Two climbers who died in separate incidents in the Aoraki Mt
Cook National Park have been identified.
New Zealander Duncan Robert Rait, 36, died on Friday after
slipping on ice, falling down a gully and over a bluff.
Mr Rait, who was living in Melbourne, was with a party of ski
mountaineers who were flown by helicopter to a spot near the
Tasman Saddle Hutt on the Tasman Glacier on Friday morning.
He had been planning a four-day ski tour of the area with his
brother and was alive when rescuers reached him.
Police said efforts to rescue the experienced alpinist were
hampered by bad weather conditions on Friday.
"The rescue team were dropped at the hut and then descended
from there to the location of the injured man as the
helicopter became grounded due to poor weather."
Rescuers carried Mr Rait for two hours before reaching the
helicopter. He was pronounced dead by paramedics on arrival
at Mt Cook Village.
Police said the spot Mr Rait fell from was only a few hundred
metres away from the Tasman Saddle Hutt.
Englishman Robert Buckley, 31, has been identified as the
second climber who died in the Aoraki Mt Cook National Park.
Mr Buckley, who was living in Christchurch, was with three
other young men who had attempted to climb the Sefton Bivvy
from Mt Cook Village on Saturday.
The party appeared to be "insufficiently" equipped and
inexperienced for the climb they had chosen," police said.
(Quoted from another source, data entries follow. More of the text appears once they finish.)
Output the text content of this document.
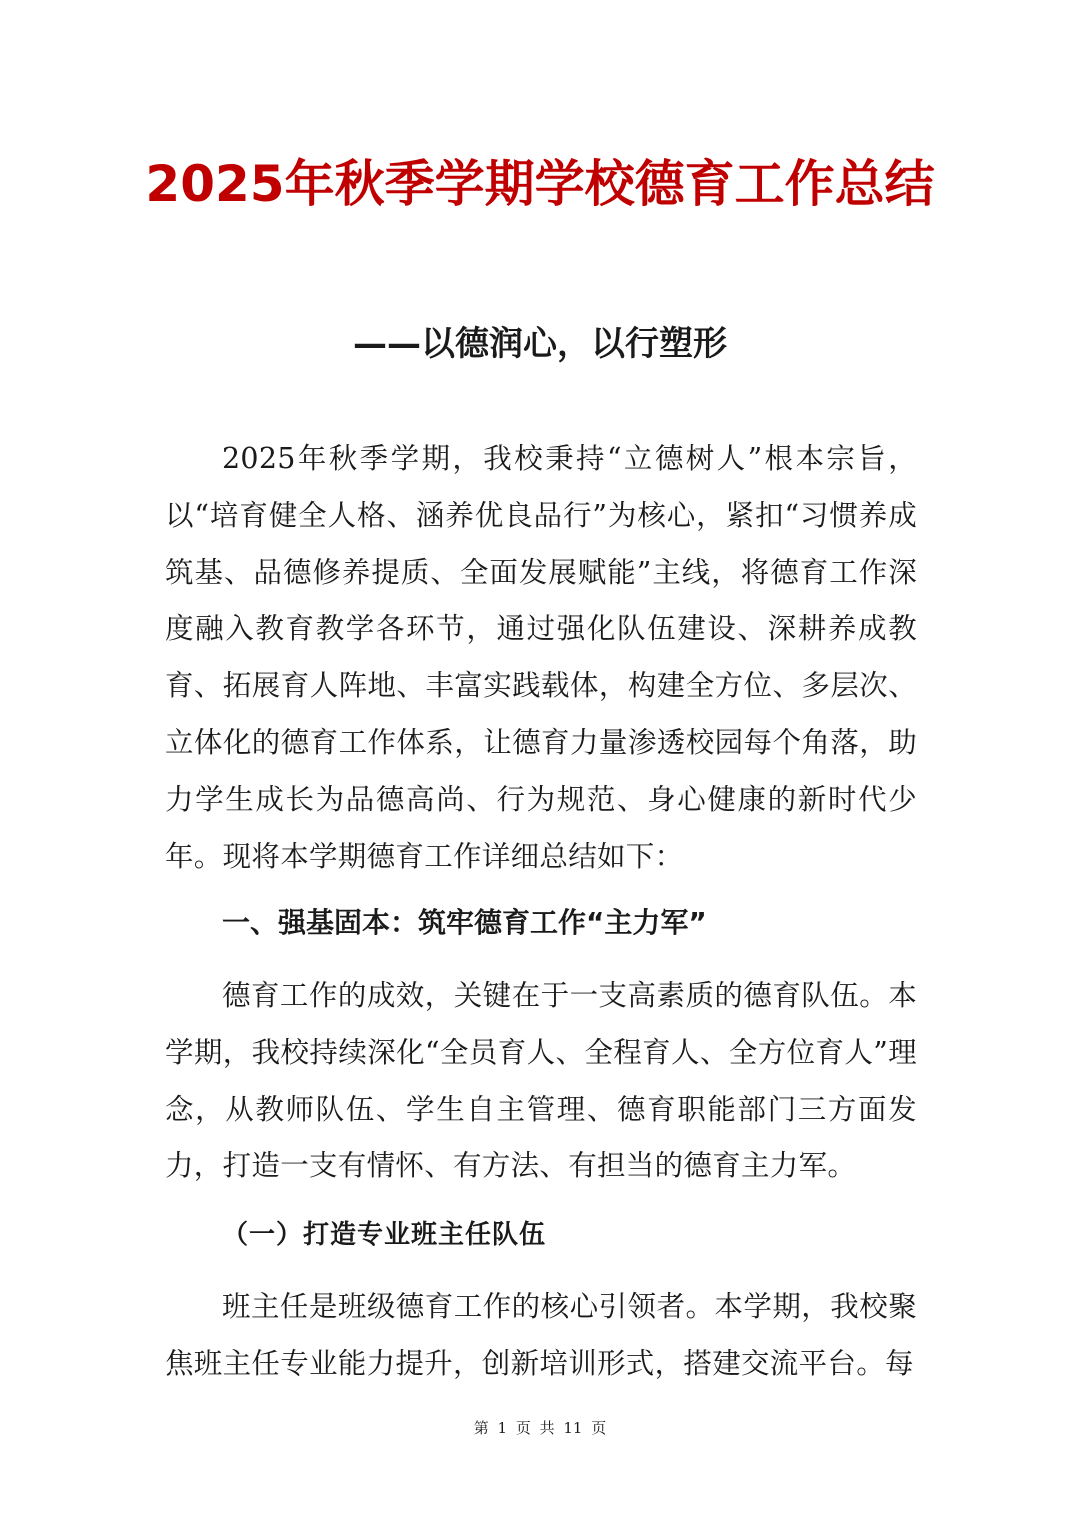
2025年秋季学期学校德育工作总结
——以德润心，以行塑形

2025年秋季学期，我校秉持“立德树人”根本宗旨，以“培育健全人格、涵养优良品行”为核心，紧扣“习惯养成筑基、品德修养提质、全面发展赋能”主线，将德育工作深度融入教育教学各环节，通过强化队伍建设、深耕养成教育、拓展育人阵地、丰富实践载体，构建全方位、多层次、立体化的德育工作体系，让德育力量渗透校园每个角落，助力学生成长为品德高尚、行为规范、身心健康的新时代少年。现将本学期德育工作详细总结如下：

一、强基固本：筑牢德育工作“主力军”

德育工作的成效，关键在于一支高素质的德育队伍。本学期，我校持续深化“全员育人、全程育人、全方位育人”理念，从教师队伍、学生自主管理、德育职能部门三方面发力，打造一支有情怀、有方法、有担当的德育主力军。

（一）打造专业班主任队伍

班主任是班级德育工作的核心引领者。本学期，我校聚焦班主任专业能力提升，创新培训形式，搭建交流平台。每

第 1 页 共 11 页
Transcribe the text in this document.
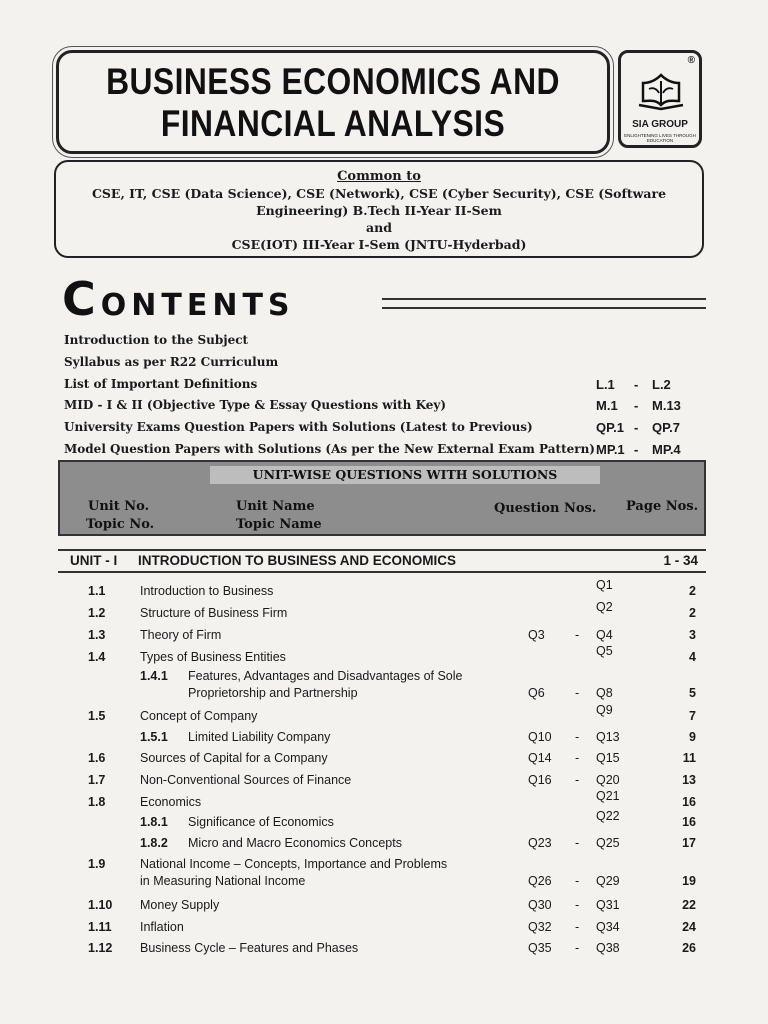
BUSINESS ECONOMICS AND
FINANCIAL ANALYSIS
®
SIA GROUP
ENLIGHTENING LIVES THROUGH EDUCATION
Common to
CSE, IT, CSE (Data Science), CSE (Network), CSE (Cyber Security), CSE (Software
Engineering) B.Tech II-Year II-Sem
and
CSE(IOT) III-Year I-Sem (JNTU-Hyderbad)
CONTENTS
Introduction to the Subject
Syllabus as per R22 Curriculum
List of Important Definitions	L.1 - L.2
MID - I & II (Objective Type & Essay Questions with Key)	M.1 - M.13
University Exams Question Papers with Solutions (Latest to Previous)	QP.1 - QP.7
Model Question Papers with Solutions (As per the New External Exam Pattern) MP.1 - MP.4
UNIT-WISE QUESTIONS WITH SOLUTIONS
Unit No.
Topic No.
Unit Name
Topic Name
Question Nos. Page Nos.
UNIT - I INTRODUCTION TO BUSINESS AND ECONOMICS	1 - 34
1.1	Introduction to Business	Q1	2
1.2	Structure of Business Firm	Q2	2
1.3	Theory of Firm	Q3 - Q4	3
1.4	Types of Business Entities	Q5	4
1.4.1 Features, Advantages and Disadvantages of Sole
Proprietorship and Partnership	Q6 - Q8	5
1.5	Concept of Company	Q9	7
1.5.1 Limited Liability Company	Q10 - Q13	9
1.6	Sources of Capital for a Company	Q14 - Q15	11
1.7	Non-Conventional Sources of Finance	Q16 - Q20	13
1.8	Economics	Q21	16
1.8.1 Significance of Economics	Q22	16
1.8.2 Micro and Macro Economics Concepts	Q23 - Q25	17
1.9	National Income – Concepts, Importance and Problems
in Measuring National Income	Q26 - Q29	19
1.10 Money Supply	Q30 - Q31	22
1.11 Inflation	Q32 - Q34	24
1.12 Business Cycle – Features and Phases	Q35 - Q38	26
"They had hired some climbing equipment early that day and
had managed to get within 80 meters of the bivvy. At this
stage ... one of the party has slipped on the ice and has
fallen some 700 metres to his death."
The other men alerted emergency services but were unable to
move from their location.
When a helicopter and rescue team reached the party, they
were not able to rescue the men and recover the body because
it was getting dark.
As a result, the survivors spent Saturday night where they
were and were picked up at first light.
Mr Buckley's body was recovered later in the day.